Google, Chrome and Songza’s shiny free music
September 3rd, 2008 @ 13:30
Posted by: John
Today Google released their own free browser called “Chrome” to compete with Firefox and Explorer. I loaded it and it works great. Firefox is fast but Chrome is even faster and looks really clean. Firefox 3.0 (which has had years to get where it is) is still better for most people right now but this beta release of Chrome is already close at one day old and may end up being the best. If fast is what you want (and you don’t use any special add-ons that customize Firefox) it might be better for you right now.
But what I wanted to show was this thing called Songza. I had somebody point out this article: “Songza Rocks the College Scene”. We’ve all seen a lot of these MP3 aggregaters but this one is getting a following and is different because, among other sources, it searches YouTube and separates the MP3s out of the video. They’re searching (crawling) parts of the Internet, and I think maybe MySpace pages, too, and indexing songs making them available through one quick search and then they’re playable instantly. Some, of course not all but some, people then start a recording program and capture them, and they think it’s legal because they went that extra step and didn’t directly download an MP3. Like search for Glenn Allan and someone can record the stream for each of the songs on his record for free. Of course most the Tejas hits that I’ve worked on and promoted for 12 years are on there. People will say “you can record radio” but it doesn’t matter it’s still not legal to take a song “in any manner that is not authorized by the copyright holder”. Or to aid in that process. You don’t have to be in the bank, if you’re the getaway driver you’re in like the rest. YouTube is owned by Google and so this may be another example of them being pulled deeper into the middle of the intellectual property battle. Here’s the part that’s worth reading from that article:
“It’s clever. But is this free music feast actually legal? Songza pays publishing rights organizations like BMI and ASCAP for the rights to play each song, and tries to recoup these costs through advertising and the commissions it earns from referring customers to sites like Amazon.com, where they can buy tracks. Mr. Robbin says unlike Seeqpod, Songza is only turning the query over to the Google-owned YouTube, which has relationships with the music studios. He says Songza focus is on its nifty, simple user-interface, and that “our primary mission is to help users discover new music in a way that stimulates revenue for content creators.” It’s not clear whether the labels will buy this distinction, particularly if college students keep boosting Songza’s visibility.

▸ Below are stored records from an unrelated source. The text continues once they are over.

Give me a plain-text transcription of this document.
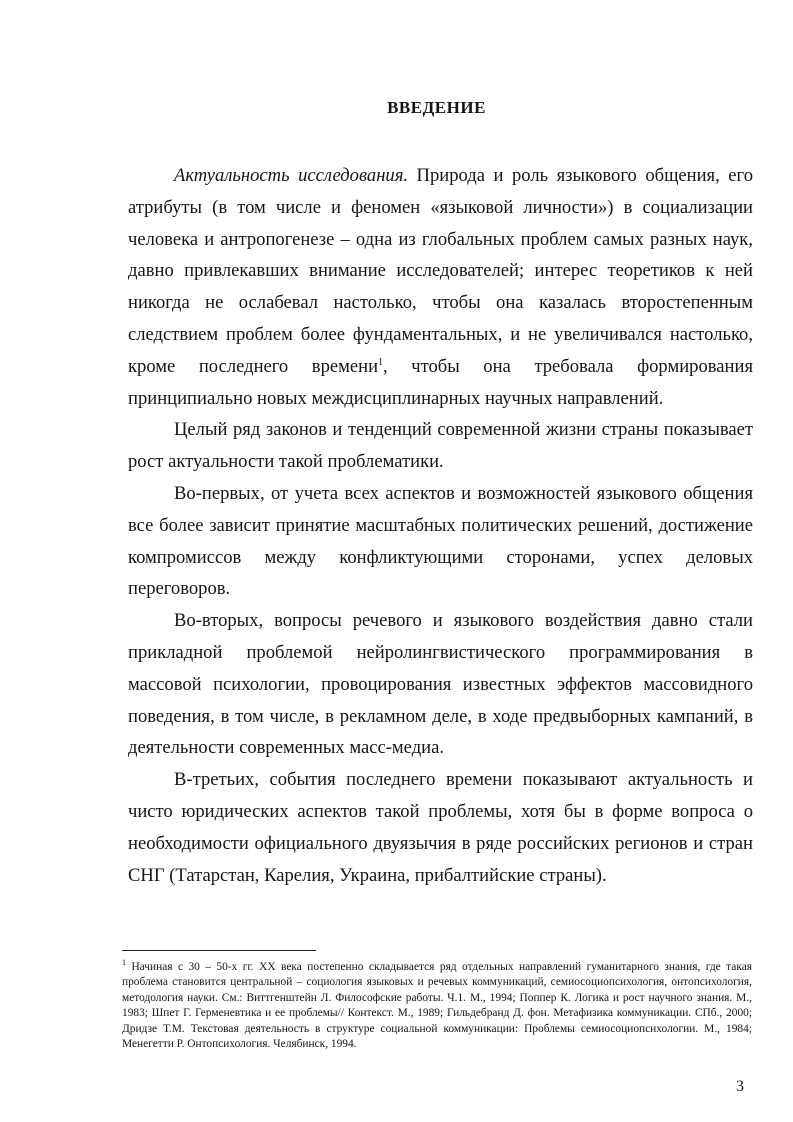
ВВЕДЕНИЕ

Актуальность исследования. Природа и роль языкового общения, его атрибуты (в том числе и феномен «языковой личности») в социализации человека и антропогенезе – одна из глобальных проблем самых разных наук, давно привлекавших внимание исследователей; интерес теоретиков к ней никогда не ослабевал настолько, чтобы она казалась второстепенным следствием проблем более фундаментальных, и не увеличивался настолько, кроме последнего времени$^1$, чтобы она требовала формирования принципиально новых междисциплинарных научных направлений.

Целый ряд законов и тенденций современной жизни страны показывает рост актуальности такой проблематики.

Во-первых, от учета всех аспектов и возможностей языкового общения все более зависит принятие масштабных политических решений, достижение компромиссов между конфликтующими сторонами, успех деловых переговоров.

Во-вторых, вопросы речевого и языкового воздействия давно стали прикладной проблемой нейролингвистического программирования в массовой психологии, провоцирования известных эффектов массовидного поведения, в том числе, в рекламном деле, в ходе предвыборных кампаний, в деятельности современных масс-медиа.

В-третьих, события последнего времени показывают актуальность и чисто юридических аспектов такой проблемы, хотя бы в форме вопроса о необходимости официального двуязычия в ряде российских регионов и стран СНГ (Татарстан, Карелия, Украина, прибалтийские страны).

$^1$ Начиная с 30 – 50-х гг. XX века постепенно складывается ряд отдельных направлений гуманитарного знания, где такая проблема становится центральной – социология языковых и речевых коммуникаций, семиосоциопсихология, онтопсихология, методология науки. См.: Виттгенштейн Л. Философские работы. Ч.1. М., 1994; Поппер К. Логика и рост научного знания. М., 1983; Шпет Г. Герменевтика и ее проблемы// Контекст. М., 1989; Гильдебранд Д. фон. Метафизика коммуникации. СПб., 2000; Дридзе Т.М. Текстовая деятельность в структуре социальной коммуникации: Проблемы семиосоциопсихологии. М., 1984; Менегетти Р. Онтопсихология. Челябинск, 1994.
3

But Songza’s more immediate problem comes from Google itself. By effectively stripping out the video from music videos, Songza is violating YouTube’s terms of service. A new version of the site, coming in the next month, will include video.”
Record labels feel, and this is true, that this kind of thing isn’t radio because it lets people find specific songs, even the whole album, at any time. Listening at any time is ownership, it’s what you get, it’s what you pay for when you buy a record. Also, it’s just one easy step away from recording them.
But it’s changed and changing more everyday. It’s one more drain on our label business but I’m a pacifist in this, I’m not going to get worked up about it because the horse is out of the barn. His iPod is full and he’s history. Plus, in the bigger picture, I think music was once free and will be free again…. when everybody who was just in it for the money clears out. The music label business had a short run between Thomas Edison and Napster. In “web speak” Edison’s original record label “monetized” recording and MP3s started the process of de-monetizing it. Technology started corporate control of music and technology ended it. And that’s that. It’s pretty much all be over but the crying. Everybody better learn how to entertain 25 people at a go and be paid with a sandwich. But that’s a separate issue from whether it’s legal or not. Under today’s copyright laws, recording off Songza is not legal even if BMI and ASCAP are paid. They aren’t the copyright holders of the recording, the record labels are.
But the separating the audio out of YouTube videos is, at a minimum, very sneaky because I don’t think musicians posted their YouTubes with that expectation. Yes, they posted their YouTube for promotion but they may not have expected it to end up on somebody’s iPod instead them buying it. Is it kinda like drawing them into being part of the MP3 piracy of their own songs?